Low-middle-income countries will receive 870 million vaccines thanks to G7 leaders and the ACT-Accelerator.
On June 13, the WHO announced that the Access to Covid-19 Accelerator (ACT) will help G7 leaders to donate 870 million vaccines to low-middle income countries. The total funding for the partnership will be worth US$ 15.1 billion with a gap of over US$ 16 billion, and the majority of vaccines will be delivered through COVAX.
Many leaders are in support of using the ACT-Accelerator to help speed the process of global vaccinations. With many low-middle income countries still suffering from the virus, the WHO is hoping that this partnership could be the light at the end of the tunnel.

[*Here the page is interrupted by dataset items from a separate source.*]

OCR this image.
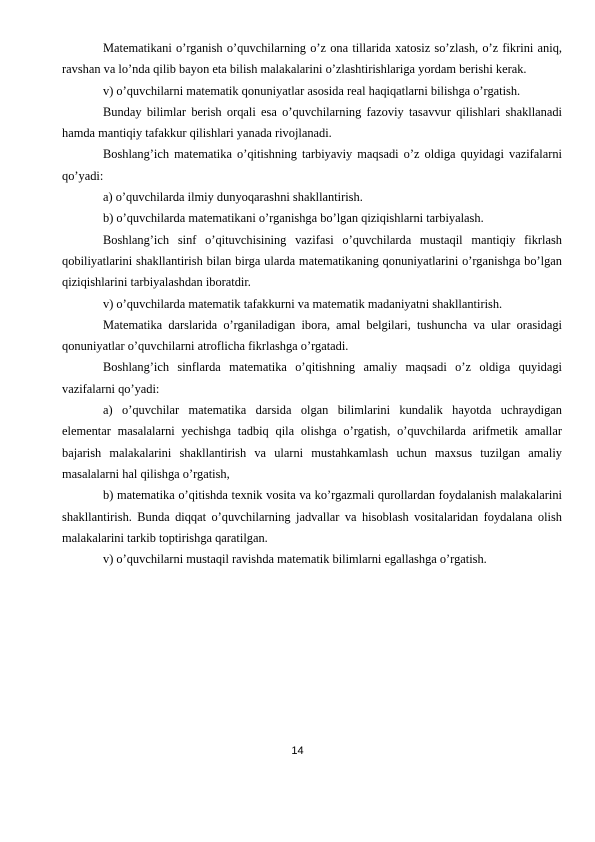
Matematikani o’rganish o’quvchilarning o’z ona tillarida xatosiz so’zlash, o’z fikrini aniq, ravshan va lo’nda qilib bayon eta bilish malakalarini o’zlashtirishlariga yordam berishi kerak.

v) o’quvchilarni matematik qonuniyatlar asosida real haqiqatlarni bilishga o’rgatish.

Bunday bilimlar berish orqali esa o’quvchilarning fazoviy tasavvur qilishlari shakllanadi hamda mantiqiy tafakkur qilishlari yanada rivojlanadi.

Boshlang’ich matematika o’qitishning tarbiyaviy maqsadi o’z oldiga quyidagi vazifalarni qo’yadi:

a) o’quvchilarda ilmiy dunyoqarashni shakllantirish.

b) o’quvchilarda matematikani o’rganishga bo’lgan qiziqishlarni tarbiyalash.

Boshlang’ich sinf o’qituvchisining vazifasi o’quvchilarda mustaqil mantiqiy fikrlash qobiliyatlarini shakllantirish bilan birga ularda matematikaning qonuniyatlarini o’rganishga bo’lgan qiziqishlarini tarbiyalashdan iboratdir.

v) o’quvchilarda matematik tafakkurni va matematik madaniyatni shakllantirish.

Matematika darslarida o’rganiladigan ibora, amal belgilari, tushuncha va ular orasidagi qonuniyatlar o’quvchilarni atroflicha fikrlashga o’rgatadi.

Boshlang’ich sinflarda matematika o’qitishning amaliy maqsadi o’z oldiga quyidagi vazifalarni qo’yadi:

a) o’quvchilar matematika darsida olgan bilimlarini kundalik hayotda uchraydigan elementar masalalarni yechishga tadbiq qila olishga o’rgatish, o’quvchilarda arifmetik amallar bajarish malakalarini shakllantirish va ularni mustahkamlash uchun maxsus tuzilgan amaliy masalalarni hal qilishga o’rgatish,

b) matematika o’qitishda texnik vosita va ko’rgazmali qurollardan foydalanish malakalarini shakllantirish. Bunda diqqat o’quvchilarning jadvallar va hisoblash vositalaridan foydalana olish malakalarini tarkib toptirishga qaratilgan.

v) o’quvchilarni mustaqil ravishda matematik bilimlarni egallashga o’rgatish.

14
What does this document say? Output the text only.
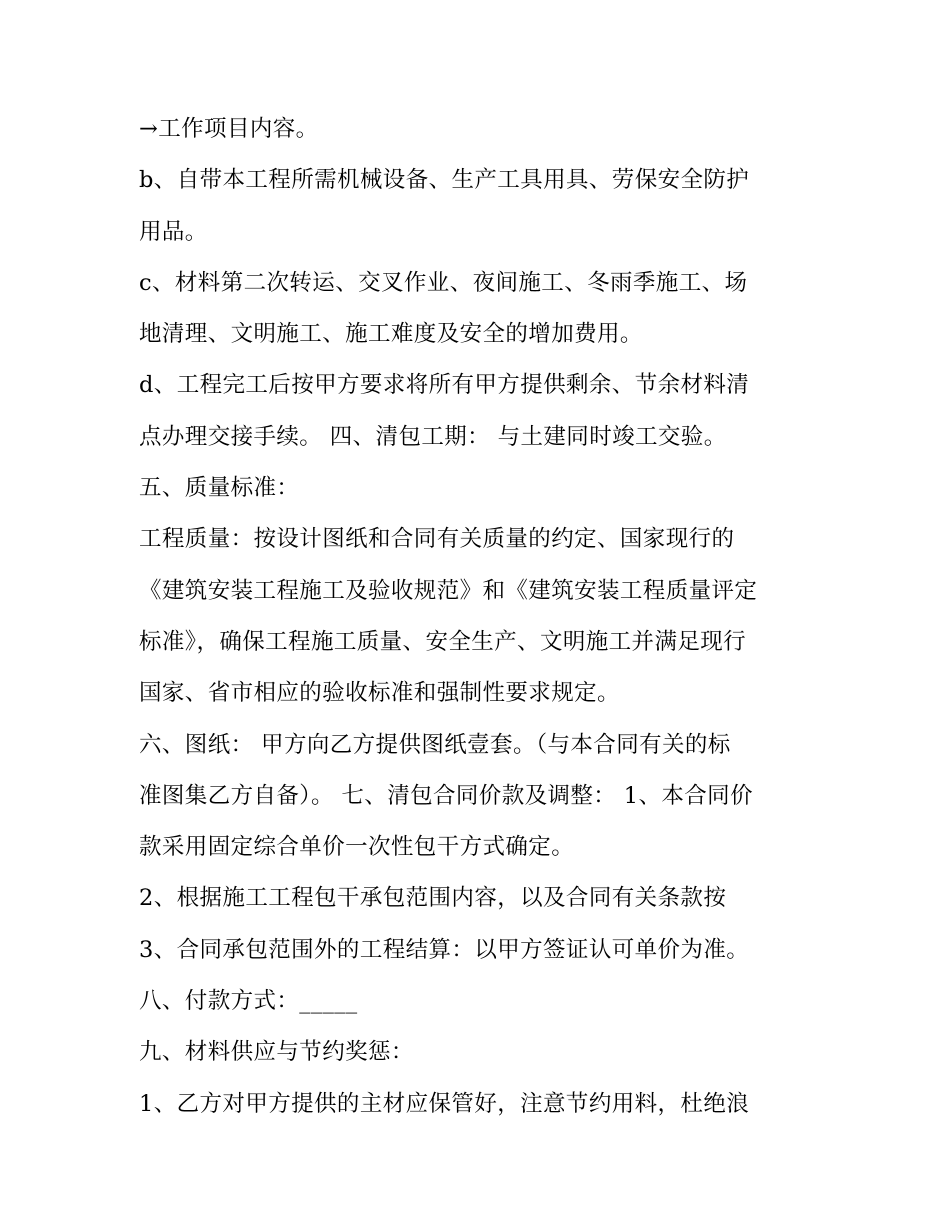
→工作项目内容。
b、自带本工程所需机械设备、生产工具用具、劳保安全防护
用品。
c、材料第二次转运、交叉作业、夜间施工、冬雨季施工、场
地清理、文明施工、施工难度及安全的增加费用。
d、工程完工后按甲方要求将所有甲方提供剩余、节余材料清
点办理交接手续。 四、清包工期： 与土建同时竣工交验。
五、质量标准：
工程质量：按设计图纸和合同有关质量的约定、国家现行的
《建筑安装工程施工及验收规范》和《建筑安装工程质量评定
标准》，确保工程施工质量、安全生产、文明施工并满足现行
国家、省市相应的验收标准和强制性要求规定。
六、图纸： 甲方向乙方提供图纸壹套。（与本合同有关的标
准图集乙方自备）。 七、清包合同价款及调整： 1、本合同价
款采用固定综合单价一次性包干方式确定。
2、根据施工工程包干承包范围内容，以及合同有关条款按
3、合同承包范围外的工程结算：以甲方签证认可单价为准。
八、付款方式：_____
九、材料供应与节约奖惩：
1、乙方对甲方提供的主材应保管好，注意节约用料，杜绝浪
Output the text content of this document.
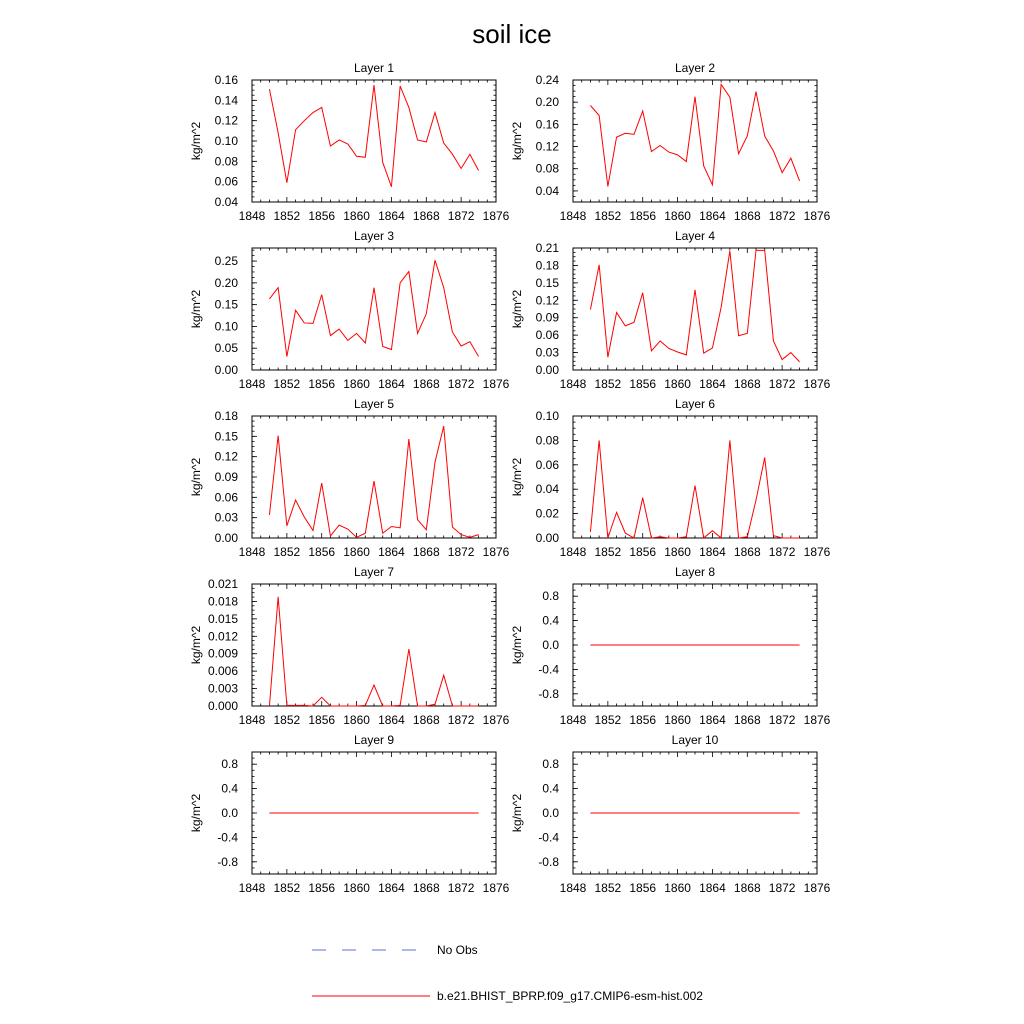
soil ice
Layer 1
1848 1852 1856 1860 1864 1868 1872 1876
0.04
0.06
0.08
0.10
0.12
0.14
0.16
kg/m^2
Layer 2
1848 1852 1856 1860 1864 1868 1872 1876
0.04
0.08
0.12
0.16
0.20
0.24
kg/m^2
Layer 3
1848 1852 1856 1860 1864 1868 1872 1876
0.00
0.05
0.10
0.15
0.20
0.25
kg/m^2
Layer 4
1848 1852 1856 1860 1864 1868 1872 1876
0.00
0.03
0.06
0.09
0.12
0.15
0.18
0.21
kg/m^2
Layer 5
1848 1852 1856 1860 1864 1868 1872 1876
0.00
0.03
0.06
0.09
0.12
0.15
0.18
kg/m^2
Layer 6
1848 1852 1856 1860 1864 1868 1872 1876
0.00
0.02
0.04
0.06
0.08
0.10
kg/m^2
Layer 7
1848 1852 1856 1860 1864 1868 1872 1876
0.000
0.003
0.006
0.009
0.012
0.015
0.018
0.021
kg/m^2
Layer 8
1848 1852 1856 1860 1864 1868 1872 1876
-0.8
-0.4
0.0
0.4
0.8
kg/m^2
Layer 9
1848 1852 1856 1860 1864 1868 1872 1876
-0.8
-0.4
0.0
0.4
0.8
kg/m^2
Layer 10
1848 1852 1856 1860 1864 1868 1872 1876
-0.8
-0.4
0.0
0.4
0.8
kg/m^2
No Obs
b.e21.BHIST_BPRP.f09_g17.CMIP6-esm-hist.002
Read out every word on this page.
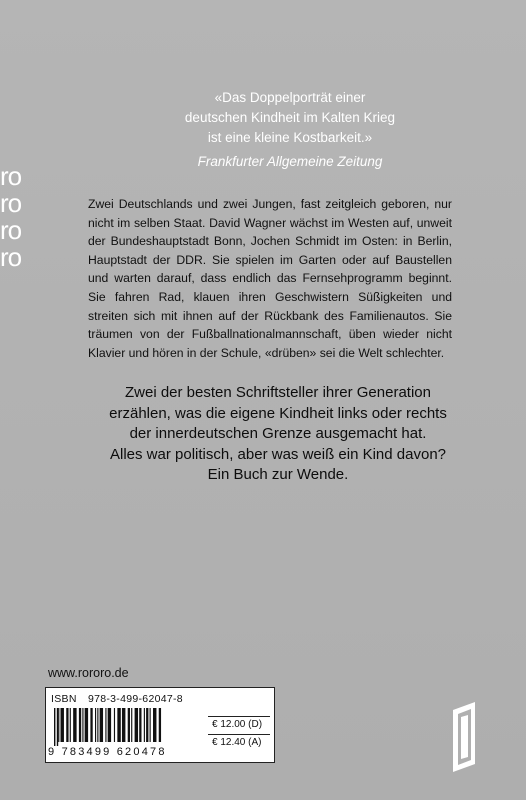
«Das Doppelporträt einer
deutschen Kindheit im Kalten Krieg
ist eine kleine Kostbarkeit.»
Frankfurter Allgemeine Zeitung
ro
ro
ro
ro

Zwei Deutschlands und zwei Jungen, fast zeitgleich geboren, nur nicht im selben Staat. David Wagner wächst im Westen auf, unweit der Bundeshauptstadt Bonn, Jochen Schmidt im Osten: in Berlin, Hauptstadt der DDR. Sie spielen im Garten oder auf Baustellen und warten darauf, dass endlich das Fernsehprogramm beginnt. Sie fahren Rad, klauen ihren Geschwistern Süßigkeiten und streiten sich mit ihnen auf der Rückbank des Familienautos. Sie träumen von der Fußballnationalmannschaft, üben wieder nicht Klavier und hören in der Schule, «drüben» sei die Welt schlechter.

Zwei der besten Schriftsteller ihrer Generation
erzählen, was die eigene Kindheit links oder rechts
der innerdeutschen Grenze ausgemacht hat.
Alles war politisch, aber was weiß ein Kind davon?
Ein Buch zur Wende.
www.rororo.de
ISBN 978-3-499-62047-8
9 783499 620478
€ 12.00 (D)
€ 12.40 (A)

“Many other countries are now facing a surge in cases — and they are facing it without vaccines,” said WHO director Dr. Tedros Ghebreyesus. “We are in the race of our lives, but it’s not a fair race, and most countries have barely left the starting line. We welcome the generous announcements about donations of vaccines and thank leaders. But we need more, and we need them fast.”
To continue to fund the partnership with ACT-Accelerator, over US$ 16 billion will be needed for research, health care workers, and vaccines. The WHO says that these are the tools we need to end the pandemic once and for all, and, without this, who knows when the pandemic will truly stop.
By receiving the US$ 16 billion, 500 million people will be able to receive testing, oxygen supply, and 165 million doses of treatment including dexamethasone. This could help to lower the cases in countries such as India, South Africa, Korea, and more.
“The impact of the pandemic in its second year is already far worse than its first,” said UNICEF Executive Director Henrietta Fore. “We are seeing significant and devastating outbreaks all over the world — including South Asia, southern Africa, and Latin America. We must continue to sound the alarm.”
Now is the time for more countries to see lower numbers in both death rates and cases. Although the US is continuing to drop in both cases and death rates, many other countries have not been as fortunate. That is why the WHO and G7 are doing their part in supplying vaccines to countries in need.